3. My former mission companion, Aleta, will probably never change (which is ok with me). After an update of her life in one of the emails including some details of her difficult first pregnancy, she closed with "you should go to this website farts.com it has fart noises on it." Classic.
4. Most budding relationships come to nothing and quickly, too. I can't even count how many boys I read about from girl friends of mine (most of which are now happily married - the girls, I mean). I had my fair share of crushes that came to nothing. Some of which I had forgotten. Quite a few of these boys couldn't even be counted as a notch in a timeline of our lives. This is great perspective for me.
5. Also, I'm boy crazy. Or at least I was boy crazy. Not a revelation, I know. I just thought it was funny how often my friends asked about boys in emails to me. Pretty much every message asked if there were any "boys" or "hotties" in my life at the respective time or about boys I had mentioned in previous emails. It's just funny how everyone expected it of me.
6. People have a way of coming back into your life. There are two people that I'm thinking of specifically that I haven't seen in a really long time.

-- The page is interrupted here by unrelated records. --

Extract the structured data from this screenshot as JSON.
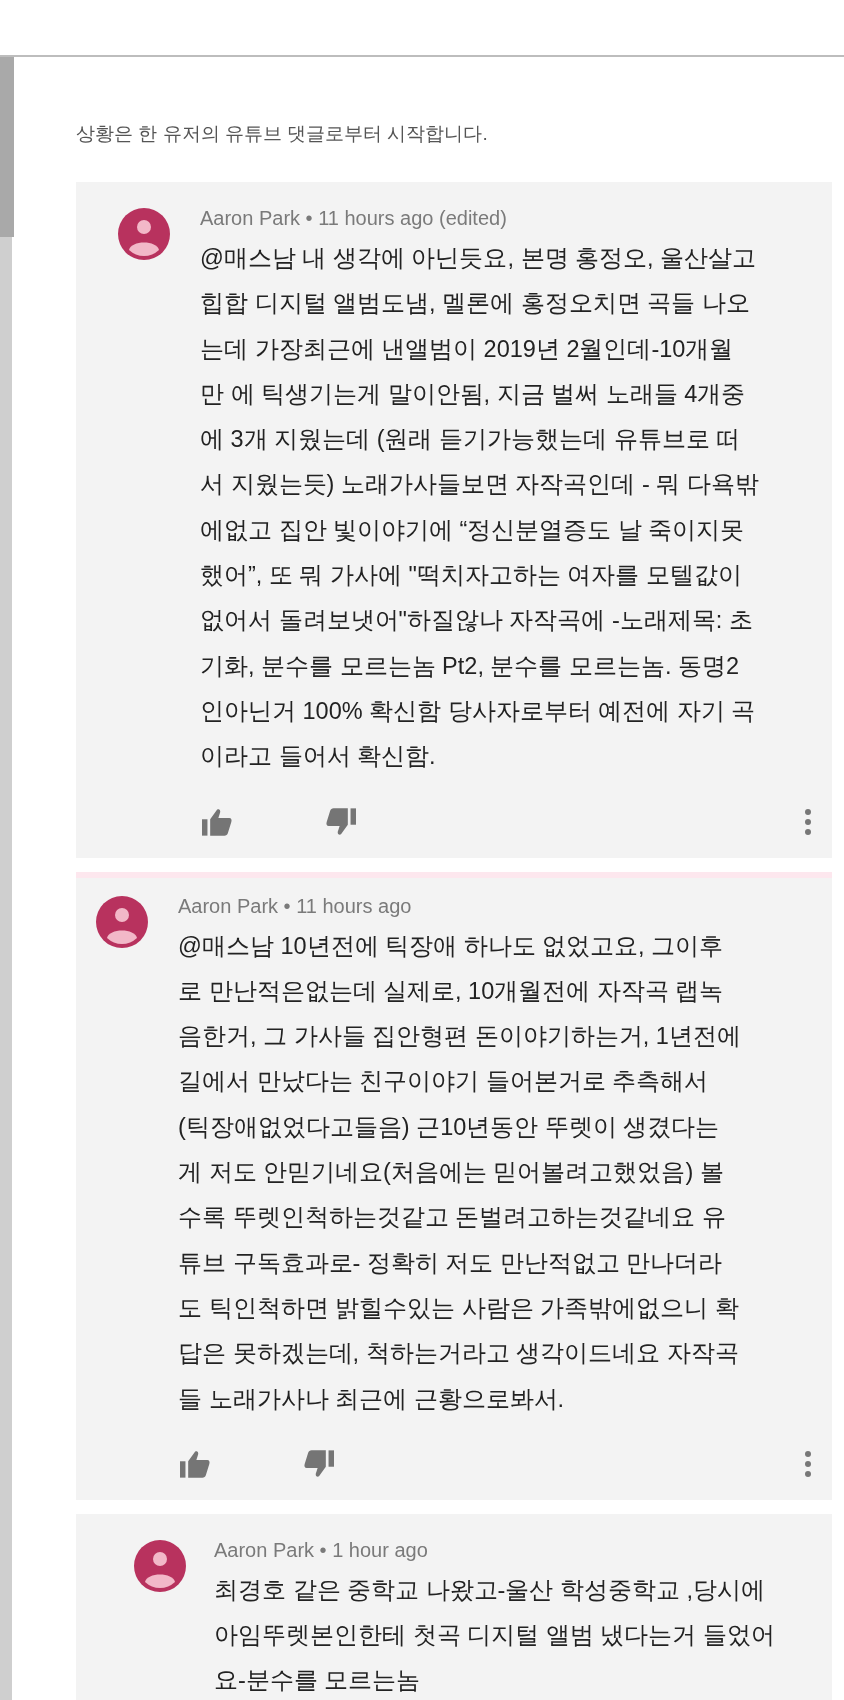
{
  "intro": "상황은 한 유저의 유튜브 댓글로부터 시작합니다.",
  "comments": [
    {
      "meta": "Aaron Park • 11 hours ago (edited)",
      "highlighted": false,
      "reply": false,
      "text": "@매스남 내 생각에 아닌듯요, 본명 홍정오, 울산살고\n힙합 디지털 앨범도냄, 멜론에 홍정오치면 곡들 나오\n는데 가장최근에 낸앨범이 2019년 2월인데-10개월\n만 에 틱생기는게 말이안됨, 지금 벌써 노래들 4개중\n에 3개 지웠는데 (원래 듣기가능했는데 유튜브로 떠\n서 지웠는듯) 노래가사들보면 자작곡인데 - 뭐 다욕밖\n에없고 집안 빛이야기에 “정신분열증도 날 죽이지못\n했어”, 또 뭐 가사에 \"떡치자고하는 여자를 모텔값이\n없어서 돌려보냇어\"하질않나 자작곡에 -노래제목: 초\n기화, 분수를 모르는놈 Pt2, 분수를 모르는놈. 동명2\n인아닌거 100% 확신함 당사자로부터 예전에 자기 곡\n이라고 들어서 확신함."
    },
    {
      "meta": "Aaron Park • 11 hours ago",
      "highlighted": true,
      "reply": false,
      "text": "@매스남 10년전에 틱장애 하나도 없었고요, 그이후\n로 만난적은없는데 실제로, 10개월전에 자작곡 랩녹\n음한거, 그 가사들 집안형편 돈이야기하는거, 1년전에\n길에서 만났다는 친구이야기 들어본거로 추측해서\n(틱장애없었다고들음) 근10년동안 뚜렛이 생겼다는\n게 저도 안믿기네요(처음에는 믿어볼려고했었음) 볼\n수록 뚜렛인척하는것같고 돈벌려고하는것같네요 유\n튜브 구독효과로- 정확히 저도 만난적없고 만나더라\n도 틱인척하면 밝힐수있는 사람은 가족밖에없으니 확\n답은 못하겠는데, 척하는거라고 생각이드네요 자작곡\n들 노래가사나 최근에 근황으로봐서."
    },
    {
      "meta": "Aaron Park • 1 hour ago",
      "highlighted": false,
      "reply": true,
      "text": "최경호 같은 중학교 나왔고-울산 학성중학교 ,당시에\n아임뚜렛본인한테 첫곡 디지털 앨범 냈다는거 들었어\n요-분수를 모르는놈"
    }
  ]
}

One of these people I didn't really expect I'd see again or at least I had decided that I didn't need to ever see him again. Reading through the emails that had survived all these years, I realized that we used to have a really good time together. It was a fun friendship. But I had feelings that weren't reciprocated and basically I wasn't a priority in his life, so in my usual bitter way, I "moved on".

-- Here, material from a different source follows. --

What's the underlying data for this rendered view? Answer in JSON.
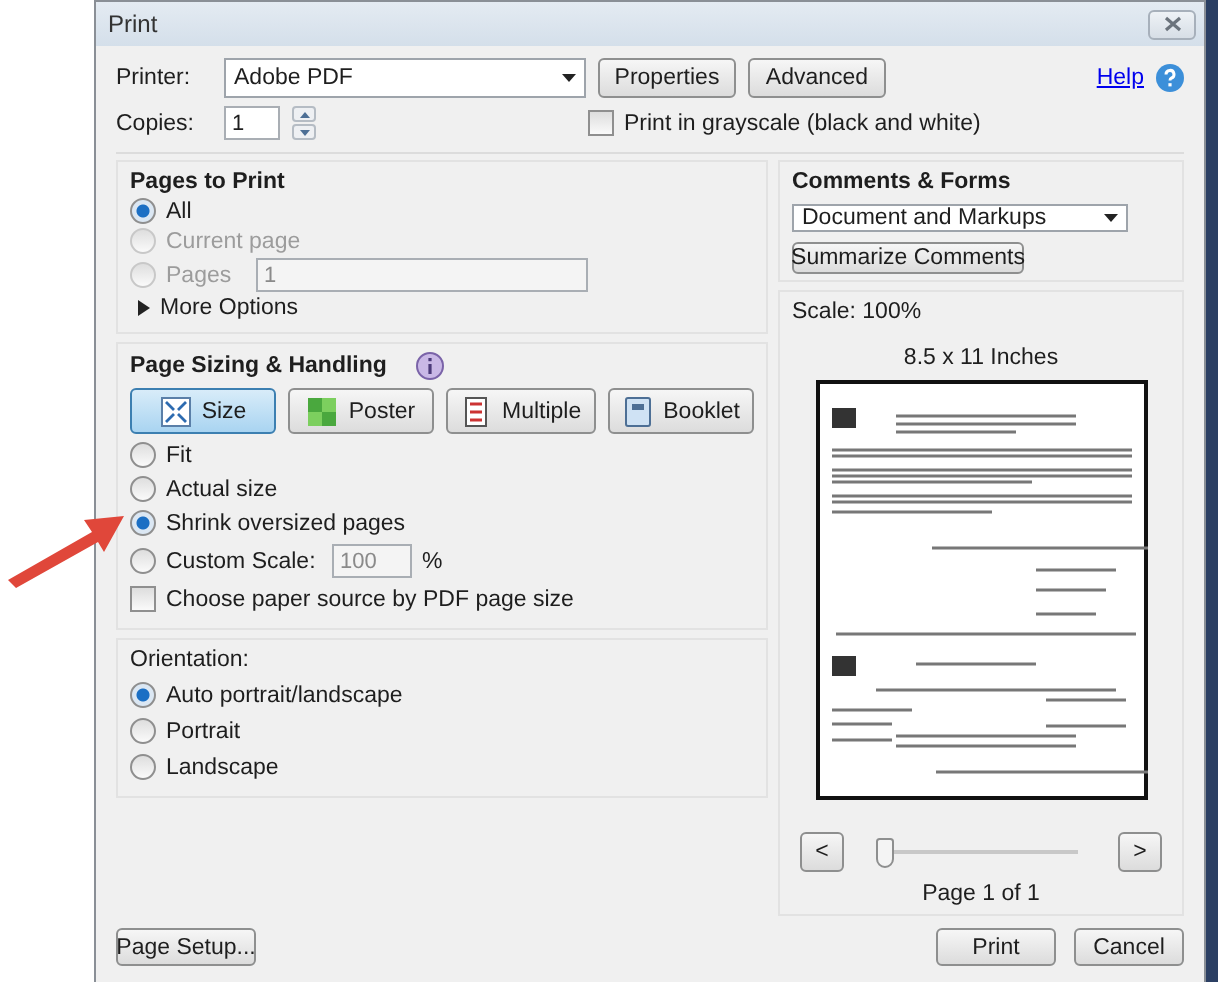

As women, we like to move on because then we feel empowered. I admit that I did. I also did my usual thing of trying to only remember his offenses (this, of course, prevents my regression).
His offenses were pretty legit. He "double booked" our hangout appointments (I don't presume to call them dates) more than once. I was done. Which was fine, until I ran into him a couple of weeks ago. I admit that it was a total curve ball. I had prepared myself to run into a lot of old friends that day at church, but he was not one of them. I pretended it was no big deal as I first encountered him, but I definitely needed to process. In the end, I didn't go about the whole thing in a very friendly way (I left without really saying goodbye) and there isn't anything I can do about it now. In my "moving on" I deleted his number and even his email address. I guess I just wish I could have been a little better behaved. He didn't deserve what he got - a somewhat cold greeting. The truth is that there never could have been a relationship there and I knew it. It was my pride taking the lead and I shouldn't have let it.
The second person is a good friend that I actually haven't seen yet, but if things go as planned, I will be seeing very soon. This old friend never injured me. In fact, I injured him. Tonight, as I reread his messages, I found that he never once acted cold or offended. Always kind, always friendly. Always showing immense respect. On top of that, he's been developing over all these years. Becoming. I can't wait to see how far he's come and get a glimpse of how far he'll go. He truly has been an important example in my life though he's often said the same to me. I'm truly lucky to be crossing paths with him again.
Aaaaaaand . . . there I go talking about boys again.